Wilson joked that one does not “retire” from religious life, but rather “retreads.”

She dedicates several days a week as a visitor, intake, transportation and office volunteer. She’s secretary of the Greater Greensburg Faith in Action steering committee, chairwoman of its speakers bureau and a member of its fundraising-marketing and event committees.

“People say, ‘What is Faith in Action?’ That is our challenge now,” Wilson said.

Companionship and transportation are two of the greatest needs its volunteers fulfill, Wilson said.

“It’s the goal of Faith in Action to help people remain independent in their own homes as long as possible.

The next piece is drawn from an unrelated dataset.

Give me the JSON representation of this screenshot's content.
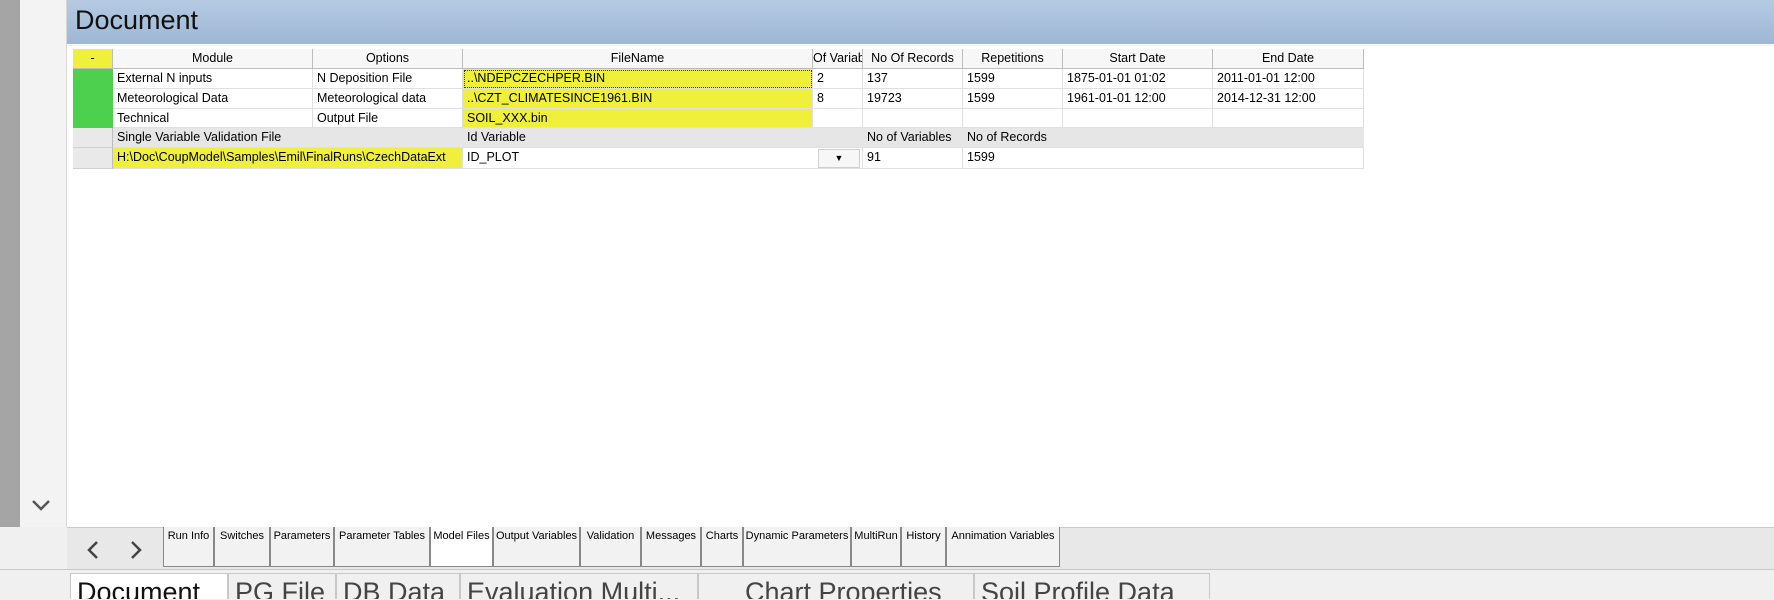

Each case is different,” she said.

Wilson has both office skills and a knack for easily befriending people, said Lori Sendro, Faith in Action program director for the Greensburg and Alle-Kiski areas.

“She jumps in. She likes to have a lot to do. I will ask her to remind me of things,” she said.

Referring to Wilson’s idea to match the Riddles with a Spanish-speaking volunteer, Sendro said she “has a way of making everything work.”

Born in the Sheraden neighborhood of Pittsburgh, Wilson was raised Catholic and attended a Catholic elementary school. She later transferred to public school because of the cost of tuition and street cars.

At age 18, she said, her life course was set.

“Somehow, I knew I had to pursue going into the convent,” she said.

Her mother “vehemently, vocally” opposed her choice.

“I never had the courage to ask why. People didn’t understand religious life. It worked out. … She learned to adjust,” Wilson said.

“I guess in the back of my head it was, ‘Damn the torpedoes, full speed ahead.’ It was the right decision for me,” she said.

Soon, she was teaching part-time in Catholic schools.

During a 15-year period, while continuing to teach, she earned her bachelor’s degree in secondary education from Duquesne University on nights and weekends. She later earned a master of arts degree while posted in Arizona.

As part of her parish work with St. Barbara Catholic Church in Harrison City, she started support groups for the separated, divorced and widowed, and began a parish newspaper.

She’s now pursuing a different interest.

While watching people dance during a Sounds of Charity fundraising event for the Sisters of Charity, she noticed her own toes tapping. Soon after, she signed up for ballroom dance lessons.

“I was sitting there watching them, aching to be out there. I thought, ‘I’m wishing my life away. I’m going to do it,’” she said.